Some centres had virtual MDT meetings although acknowledging difficulties involving patients and in engaging all team members. The reasons for this are likely to be multifactorial but are considered important to understand when developing future service provisions inclusive of all stakeholders.

Pre‐existing therapeutic relationships with patients appeared to be an important factor in the success of therapy remote consultations. In general, physiotherapists believed patients and families were coping well during this time. Telehealth consultations were perceived to be acceptable, and there appeared to be value in having contact with the physiotherapist during this time. Remote consultation could act as a triaging mechanism to avoid unnecessary visits to hospital or confirm need to attend. Whilst therapists agreed that children were able to use the technology for consultations, engagement was more difficult with them than with adults, but no such difficulties were reported with engaging older patients.
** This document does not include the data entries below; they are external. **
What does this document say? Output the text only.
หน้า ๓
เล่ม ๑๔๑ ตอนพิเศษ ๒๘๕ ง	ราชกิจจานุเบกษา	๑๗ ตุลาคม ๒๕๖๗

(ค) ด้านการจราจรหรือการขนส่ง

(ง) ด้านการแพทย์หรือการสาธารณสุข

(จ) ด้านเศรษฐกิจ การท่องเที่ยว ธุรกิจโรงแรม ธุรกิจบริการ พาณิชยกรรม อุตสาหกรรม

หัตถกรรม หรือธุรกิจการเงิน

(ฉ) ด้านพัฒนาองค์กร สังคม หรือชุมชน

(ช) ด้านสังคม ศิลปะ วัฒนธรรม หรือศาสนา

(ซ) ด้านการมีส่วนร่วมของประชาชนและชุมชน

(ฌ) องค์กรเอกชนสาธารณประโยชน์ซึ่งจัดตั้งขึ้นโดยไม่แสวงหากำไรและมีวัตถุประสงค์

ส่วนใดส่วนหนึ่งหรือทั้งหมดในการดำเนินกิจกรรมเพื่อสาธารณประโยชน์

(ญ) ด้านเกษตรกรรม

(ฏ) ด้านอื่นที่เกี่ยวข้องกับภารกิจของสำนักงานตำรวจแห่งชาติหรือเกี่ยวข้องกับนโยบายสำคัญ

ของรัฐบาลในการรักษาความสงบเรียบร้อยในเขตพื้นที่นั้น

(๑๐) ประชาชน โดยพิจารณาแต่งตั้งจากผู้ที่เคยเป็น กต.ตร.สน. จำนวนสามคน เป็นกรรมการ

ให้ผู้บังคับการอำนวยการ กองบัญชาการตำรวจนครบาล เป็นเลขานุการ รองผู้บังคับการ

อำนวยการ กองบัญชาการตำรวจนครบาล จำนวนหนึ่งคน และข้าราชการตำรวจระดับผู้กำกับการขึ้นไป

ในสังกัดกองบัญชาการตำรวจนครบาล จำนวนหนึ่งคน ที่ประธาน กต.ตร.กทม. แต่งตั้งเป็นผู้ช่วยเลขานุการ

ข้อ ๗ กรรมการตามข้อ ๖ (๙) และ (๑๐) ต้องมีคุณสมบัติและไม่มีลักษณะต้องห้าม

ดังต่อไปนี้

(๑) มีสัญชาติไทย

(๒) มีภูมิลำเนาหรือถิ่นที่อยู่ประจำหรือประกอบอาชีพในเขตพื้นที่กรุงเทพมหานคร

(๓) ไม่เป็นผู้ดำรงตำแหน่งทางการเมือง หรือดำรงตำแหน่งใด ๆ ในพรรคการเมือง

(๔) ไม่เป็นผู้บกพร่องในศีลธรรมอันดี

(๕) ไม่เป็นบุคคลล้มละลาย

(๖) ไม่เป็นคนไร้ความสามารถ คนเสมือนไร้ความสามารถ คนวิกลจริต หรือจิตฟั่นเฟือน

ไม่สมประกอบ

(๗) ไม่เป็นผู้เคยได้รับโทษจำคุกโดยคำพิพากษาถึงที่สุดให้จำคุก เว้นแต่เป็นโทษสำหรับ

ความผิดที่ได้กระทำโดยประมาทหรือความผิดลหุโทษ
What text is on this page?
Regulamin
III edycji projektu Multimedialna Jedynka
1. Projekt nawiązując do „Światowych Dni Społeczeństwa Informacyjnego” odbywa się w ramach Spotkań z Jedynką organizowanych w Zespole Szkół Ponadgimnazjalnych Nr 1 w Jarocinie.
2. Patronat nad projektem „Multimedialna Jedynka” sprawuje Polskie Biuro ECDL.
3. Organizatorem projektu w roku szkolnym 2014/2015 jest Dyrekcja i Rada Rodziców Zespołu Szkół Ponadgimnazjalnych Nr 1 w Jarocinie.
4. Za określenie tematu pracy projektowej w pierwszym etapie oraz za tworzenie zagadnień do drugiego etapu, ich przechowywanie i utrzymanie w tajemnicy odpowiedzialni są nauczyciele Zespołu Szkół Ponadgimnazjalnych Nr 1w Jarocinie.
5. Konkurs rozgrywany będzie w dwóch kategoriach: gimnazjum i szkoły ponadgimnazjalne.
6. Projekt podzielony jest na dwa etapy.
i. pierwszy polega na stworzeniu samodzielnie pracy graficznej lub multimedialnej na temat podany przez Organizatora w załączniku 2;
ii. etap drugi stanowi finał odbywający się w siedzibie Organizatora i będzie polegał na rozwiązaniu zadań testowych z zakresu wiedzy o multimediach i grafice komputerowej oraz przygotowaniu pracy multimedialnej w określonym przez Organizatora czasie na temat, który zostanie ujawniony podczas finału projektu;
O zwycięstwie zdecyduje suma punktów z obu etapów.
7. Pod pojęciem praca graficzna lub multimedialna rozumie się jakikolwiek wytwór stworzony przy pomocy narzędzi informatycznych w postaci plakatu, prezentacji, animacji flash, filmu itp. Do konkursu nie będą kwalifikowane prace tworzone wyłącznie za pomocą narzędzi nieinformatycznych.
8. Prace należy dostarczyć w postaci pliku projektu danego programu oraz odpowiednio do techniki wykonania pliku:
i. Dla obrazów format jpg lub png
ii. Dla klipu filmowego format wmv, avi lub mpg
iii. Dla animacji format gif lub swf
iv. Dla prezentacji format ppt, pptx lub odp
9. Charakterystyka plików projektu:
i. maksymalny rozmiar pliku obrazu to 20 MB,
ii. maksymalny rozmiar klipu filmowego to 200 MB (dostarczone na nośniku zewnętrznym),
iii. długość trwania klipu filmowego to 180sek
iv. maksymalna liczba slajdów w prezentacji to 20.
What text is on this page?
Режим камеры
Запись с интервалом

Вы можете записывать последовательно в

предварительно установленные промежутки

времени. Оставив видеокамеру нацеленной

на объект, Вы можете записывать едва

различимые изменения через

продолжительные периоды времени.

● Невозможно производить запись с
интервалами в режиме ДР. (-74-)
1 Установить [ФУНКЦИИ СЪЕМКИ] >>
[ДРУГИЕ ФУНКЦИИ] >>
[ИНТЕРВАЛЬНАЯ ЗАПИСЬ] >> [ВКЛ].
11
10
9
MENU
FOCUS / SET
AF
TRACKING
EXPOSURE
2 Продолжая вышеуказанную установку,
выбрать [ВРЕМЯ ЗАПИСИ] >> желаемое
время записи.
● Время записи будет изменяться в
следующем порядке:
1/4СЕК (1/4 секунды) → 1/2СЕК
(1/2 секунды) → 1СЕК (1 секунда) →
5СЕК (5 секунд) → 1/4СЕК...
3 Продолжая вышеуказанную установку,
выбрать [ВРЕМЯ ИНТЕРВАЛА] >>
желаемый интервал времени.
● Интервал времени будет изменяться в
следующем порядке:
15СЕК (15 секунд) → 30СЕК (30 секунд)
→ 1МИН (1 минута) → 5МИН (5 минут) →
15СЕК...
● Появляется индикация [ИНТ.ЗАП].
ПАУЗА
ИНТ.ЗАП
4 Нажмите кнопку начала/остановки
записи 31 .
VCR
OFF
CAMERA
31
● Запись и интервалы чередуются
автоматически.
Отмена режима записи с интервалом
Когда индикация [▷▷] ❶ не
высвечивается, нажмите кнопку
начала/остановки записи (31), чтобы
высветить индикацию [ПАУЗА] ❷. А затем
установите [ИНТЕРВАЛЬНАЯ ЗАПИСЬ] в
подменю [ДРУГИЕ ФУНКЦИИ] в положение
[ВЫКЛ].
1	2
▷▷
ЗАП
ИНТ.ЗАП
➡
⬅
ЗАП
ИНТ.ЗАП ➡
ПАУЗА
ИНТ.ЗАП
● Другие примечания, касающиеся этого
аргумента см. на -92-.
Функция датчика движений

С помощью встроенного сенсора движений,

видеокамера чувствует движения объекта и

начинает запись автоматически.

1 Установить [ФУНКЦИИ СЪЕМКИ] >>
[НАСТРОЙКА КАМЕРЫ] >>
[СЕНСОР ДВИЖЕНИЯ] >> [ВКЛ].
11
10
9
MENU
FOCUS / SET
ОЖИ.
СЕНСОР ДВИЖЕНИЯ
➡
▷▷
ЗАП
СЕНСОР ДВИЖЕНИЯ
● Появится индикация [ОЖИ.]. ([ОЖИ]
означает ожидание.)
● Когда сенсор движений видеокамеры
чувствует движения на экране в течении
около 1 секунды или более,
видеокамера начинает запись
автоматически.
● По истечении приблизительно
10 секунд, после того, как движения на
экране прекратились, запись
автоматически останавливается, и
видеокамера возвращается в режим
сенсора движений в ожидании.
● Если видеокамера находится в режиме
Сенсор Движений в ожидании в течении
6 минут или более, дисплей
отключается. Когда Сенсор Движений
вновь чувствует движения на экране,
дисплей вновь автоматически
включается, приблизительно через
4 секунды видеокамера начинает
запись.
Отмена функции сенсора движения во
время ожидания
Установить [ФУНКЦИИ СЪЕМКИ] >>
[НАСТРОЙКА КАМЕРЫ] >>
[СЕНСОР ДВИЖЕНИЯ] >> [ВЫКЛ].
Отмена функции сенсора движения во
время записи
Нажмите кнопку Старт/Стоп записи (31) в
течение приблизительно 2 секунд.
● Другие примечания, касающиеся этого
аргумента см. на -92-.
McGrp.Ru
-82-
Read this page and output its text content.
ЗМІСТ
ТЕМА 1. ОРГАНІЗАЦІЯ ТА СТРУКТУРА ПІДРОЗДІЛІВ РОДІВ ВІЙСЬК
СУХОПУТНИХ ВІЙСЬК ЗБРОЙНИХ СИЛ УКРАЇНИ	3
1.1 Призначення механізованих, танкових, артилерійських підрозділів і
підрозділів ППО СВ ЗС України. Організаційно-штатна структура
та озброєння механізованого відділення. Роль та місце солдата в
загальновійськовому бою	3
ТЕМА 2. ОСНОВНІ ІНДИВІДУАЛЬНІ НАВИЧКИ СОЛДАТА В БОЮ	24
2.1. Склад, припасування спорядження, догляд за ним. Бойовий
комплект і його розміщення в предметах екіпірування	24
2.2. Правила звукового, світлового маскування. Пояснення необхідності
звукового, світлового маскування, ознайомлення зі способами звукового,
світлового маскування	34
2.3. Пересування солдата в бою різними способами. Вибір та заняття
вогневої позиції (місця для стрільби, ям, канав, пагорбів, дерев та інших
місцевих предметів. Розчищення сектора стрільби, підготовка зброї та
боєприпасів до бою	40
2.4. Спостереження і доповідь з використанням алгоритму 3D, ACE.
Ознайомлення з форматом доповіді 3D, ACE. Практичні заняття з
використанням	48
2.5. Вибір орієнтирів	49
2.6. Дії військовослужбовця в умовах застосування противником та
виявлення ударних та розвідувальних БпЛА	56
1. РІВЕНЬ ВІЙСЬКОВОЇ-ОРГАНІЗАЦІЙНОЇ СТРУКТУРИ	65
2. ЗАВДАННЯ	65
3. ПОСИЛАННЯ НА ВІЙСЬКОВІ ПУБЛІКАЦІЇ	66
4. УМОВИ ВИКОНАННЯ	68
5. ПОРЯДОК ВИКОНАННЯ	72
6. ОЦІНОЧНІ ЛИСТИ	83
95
As we emerge from the pandemic with the gradual reopening of face‐to‐face clinics, it remains unclear whether individuals will be willing to use public transport or travel to a hospital setting for nonacute appointments. Our experience demonstrated that a reduction in nonacute, centre‐based care could be positively supported by developing telehealth physiotherapy. Published research on the value of telehealth in haemophilia care is available; however, its widespread use in the NHS is lacking. 1 , 2 , 3 Proposed models included face‐to‐face physiotherapy and nurse led clinics to evaluate musculoskeletal health complemented by follow‐up virtual consultations led by medical staff. Physiotherapists could provide immediate telehealth triage for new musculoskeletal concerns, provide timely postbleed follow‐up and support remote rehabilitation. 4 , 5 Telehealth consultations may also provide greater access for people with mild bleeding disorders, who would otherwise not be in regular contact with the centre. 4

Models of telehealth will be a feature of the post‐COVID landscape, and the involvement of patients in service redesign alongside robust evaluation of the impact on their health outcomes is required. To facilitate telehealth models of care, there is a need to collect accurate data on telehealth and patient outcomes and develop quality formal assessment tools with remote delivery capabilities, that will engage both adults and children, to measure clinical endpoints. Furthermore, most haemophilia services in the UK are funded by block contract, and it remains to be seen if funding models change as face‐to‐face contact is replaced by virtual consultations in the future.

ACKNOWLEDGEMENTS

The authors stated that they had no interests which might be perceived as posing a conflict or bias. Haemnet—for providing logistical support for the meeting, transcription and first draft.